Et les vagues. Les vagues. Elles sont immenses. Elles peuvent, d'un coup de langue, langue terrifiante, haute, puissante, dominante, elle peut, oui, t'envoyer, t'emporter. Et là-bas, c'est la solitude... ou les bateaux de pêcheurs le matin ! Ah, ces âmes, tôt le matin au boulot, avant même que le vent ne se lève, avant même que la brume ne se fasse, ils quittent le port, prennent le large, filets, art de vivre, chiens et rapaces de tous genres au rendez-vous. C'est toute une autre réalité que celle qui se passe vers les cinq, six heures.
Ah, Portugal...
C'est un peu le Paradis. C'est beaucoup le Paradis.
Desfois, la nuit, au loin, dans notre tente, dans un camping quelconque, séparés des voisins par des bambous, des orangers et des lauriers, on entend au loin, oui oui, écoute, au loin, on entend le boum boum.
Besoin de fête. Regroupement. Nature.
Escargots devenus humains, prennent d'assaut la nature, dansent, bougent, se meuvent au rythme de la musique. Musique divine. Ouais. C'est vraiment rassurant d'entendre notre pouls comme ça à des lunes de chez soi.
Au Portugal, donc, dans ce Sud, Portugal à l'extrême, on se transforme.
Petit à petit, on s'adapte on climat tropical.
Pat croise un serpent mort sur sa route. Il arrête sa route. Regarde l'animal. Dissèque l'animal. Mais voilà; il n'a pas les outils nécessaires et il abandonne, déçu.
Peu après, il remarque, au cours d'une longue marche, des tiges de bambous, il arrache, bâtons de marche. Armes.
Élégant, gallant, il m'en offre un. Amour.
On découvre des cactus, des champs de cactus.
des aiguilles de cactus. Armes.
Elles sont épinglées à sa chemise.
On goûte, on suce, on mange les fruits sur notre route.
L'expédition n'est possible que par la stimulation de tous les sens.
On s'épuise puis on se cuisine les légumes frais du pays, du jardin du marchand.
Le rythme est très sain, très doux.
Le midi, je pars.
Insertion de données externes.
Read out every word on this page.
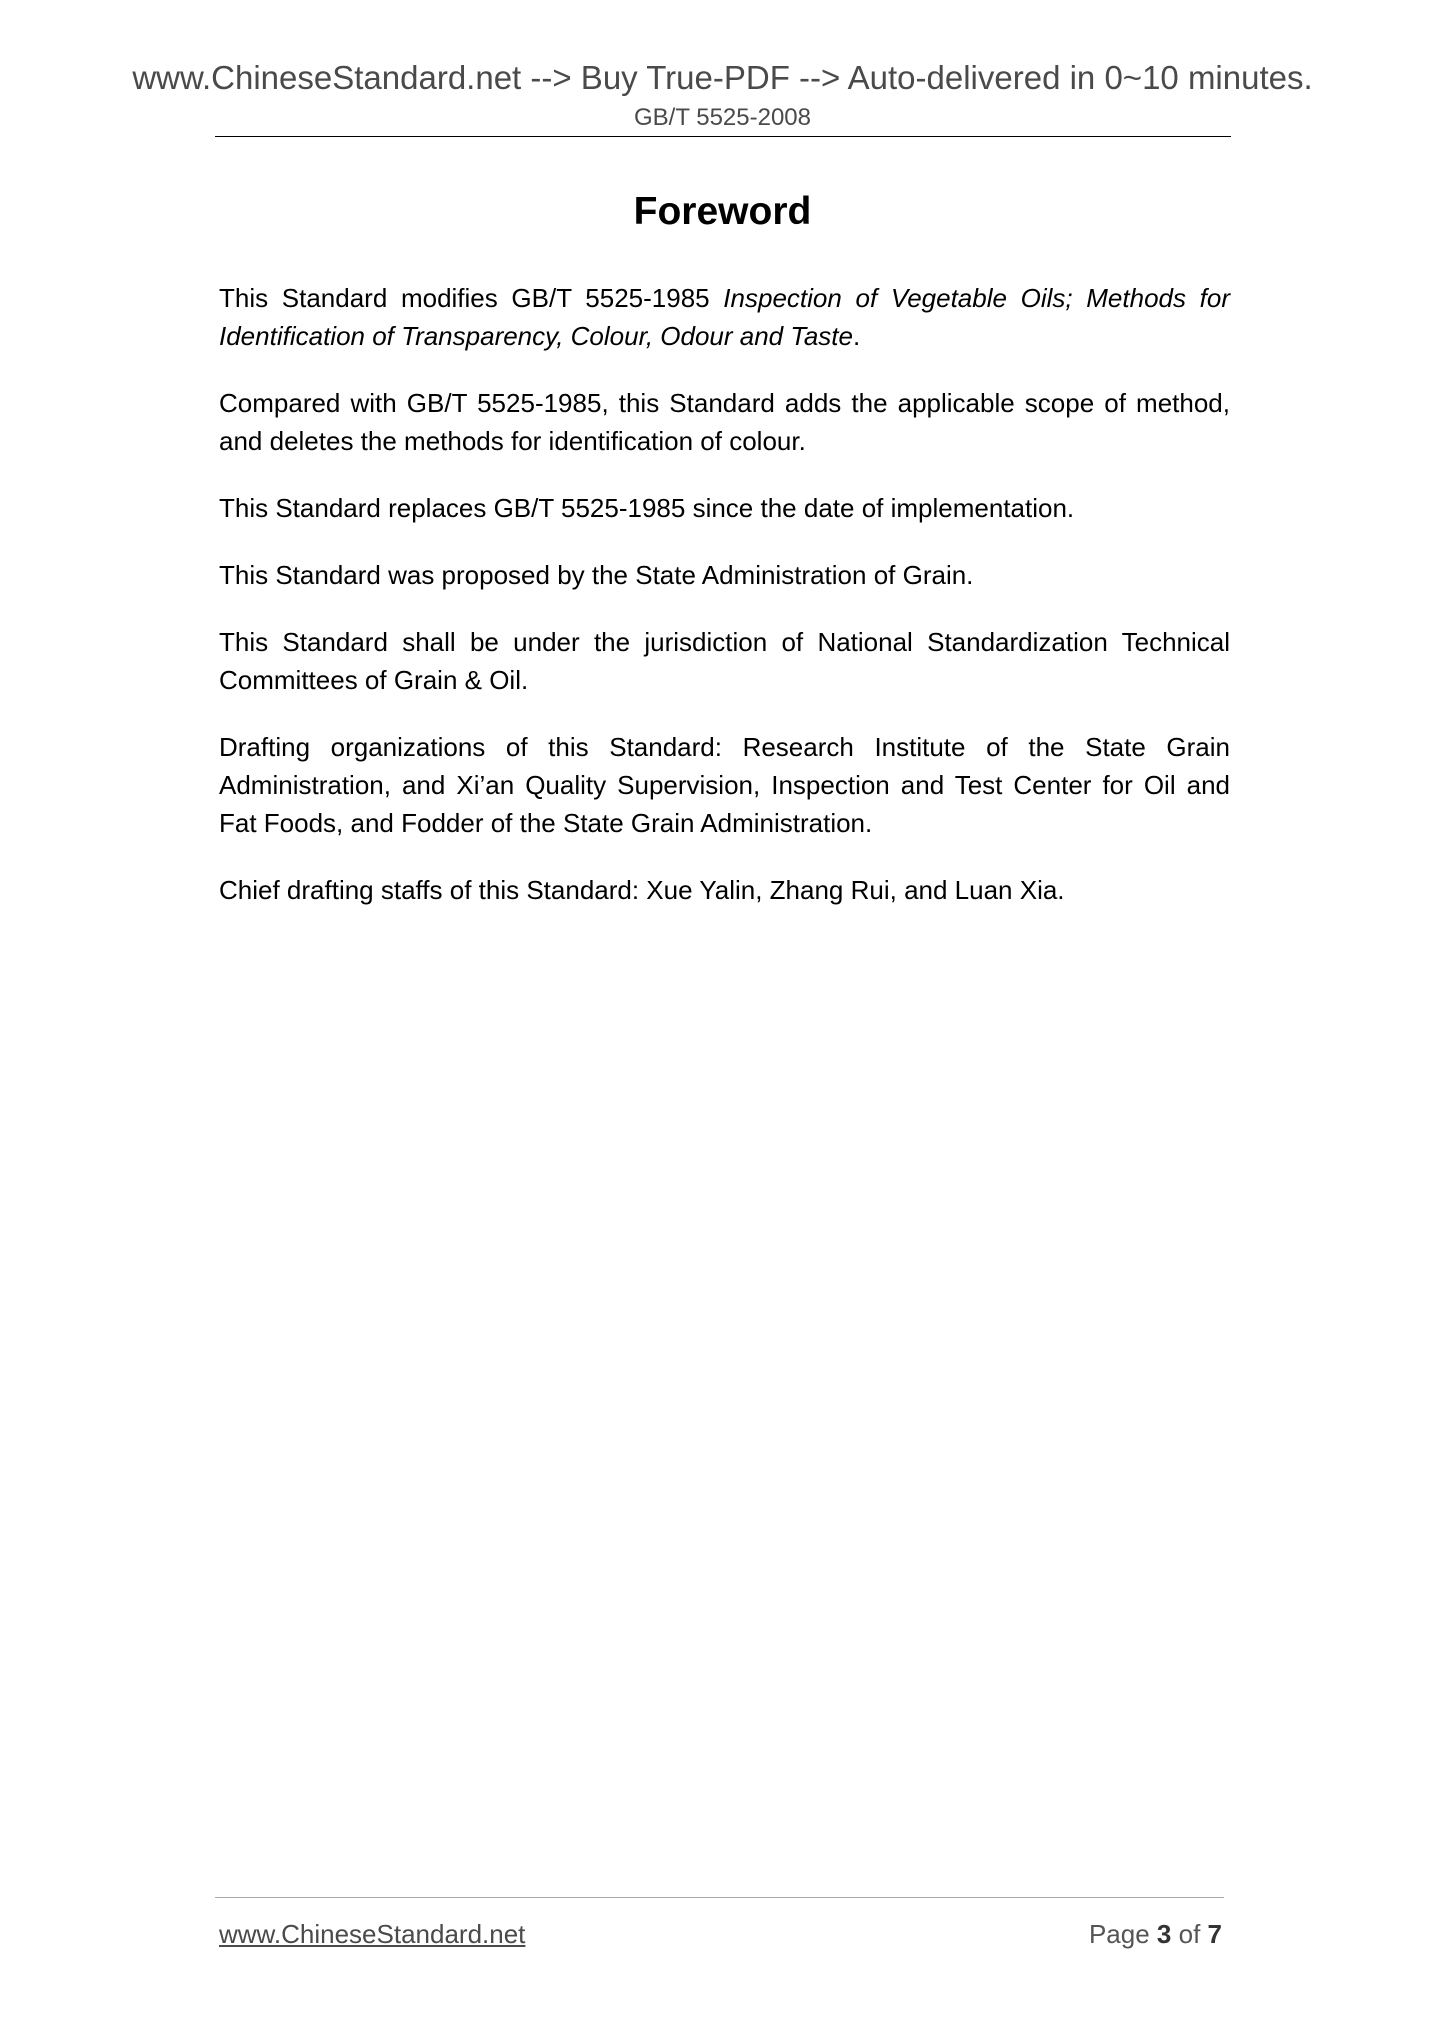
www.ChineseStandard.net --> Buy True-PDF --> Auto-delivered in 0~10 minutes.
GB/T 5525-2008
Foreword

This Standard modifies GB/T 5525-1985 Inspection of Vegetable Oils; Methods for Identification of Transparency, Colour, Odour and Taste.

Compared with GB/T 5525-1985, this Standard adds the applicable scope of method, and deletes the methods for identification of colour.

This Standard replaces GB/T 5525-1985 since the date of implementation.

This Standard was proposed by the State Administration of Grain.

This Standard shall be under the jurisdiction of National Standardization Technical Committees of Grain & Oil.

Drafting organizations of this Standard: Research Institute of the State Grain Administration, and Xi’an Quality Supervision, Inspection and Test Center for Oil and Fat Foods, and Fodder of the State Grain Administration.

Chief drafting staffs of this Standard: Xue Yalin, Zhang Rui, and Luan Xia.

www.ChineseStandard.net	Page 3 of 7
Mon stock de maquillage dans mon sac.
J'espère chaque fois combattre ma gêne, être capable de solliciter les gens. Putain, j'ai besoin d'argent. On est foutu au Portugal. Les réserves descendent dangereusement. 75 Euros en banque. Tous les jours, je promets à Pat des jours de grands succès; des tonnes d'enfants, en ligne, qui veulent se faire maquiller un petit dessin, rien de bien réaliste, rien qu'un petit rêve dessiné sur la peau, parce qu'en fait, je n'ai pas vraiment de talent en dessin, que de la fantaisie. Ce jour ne vient pas.
On dirait que ce n'est pas ainsi que le voyage doit se dessiner.
On est plutôt acculé au pied du mur.
70 euros, nous en devons 100 au camping.
La solution est évidente : l'évasion.
Nous projetons. Imaginons. Testons.
La chose n'est pas si simple.
Nous faisons une tentative en plein jour et tombons nez à nez avec un employé du camping.
«Ouais, hmm. Nous changeons de site. Nous nous rapprochons de l'entrée. Fatiguant, à la fin »
Puis la nuit suivante, c'est le moment.
Nous devons quitter.
Le jour même nous avons acheté deux billets pour quitter le pays, direction Bruxelles. On change de pays. Carrément. Hein, Pat? Carrément.
Un gardien surveille l'entrée. La lune, pleine, surveille le gardien. On ramasse la tente. En silence. Je frémis, putain c'est quand même contre mes principes! Dommage, sympas les propriétaires...
On approche de l'entrée. Pat me dit que «c'est bon». C'est bon??? Quoi, c'est là, qu'on sort ? Oui, on est Sur la route, notre quête est trop importante, nous devons poursuivre notre chemin. Tellement à voir.
On se faufile parmi un couple qui lui aussi franchit l'entrée, à l'aurée de la lune. Pleine lune.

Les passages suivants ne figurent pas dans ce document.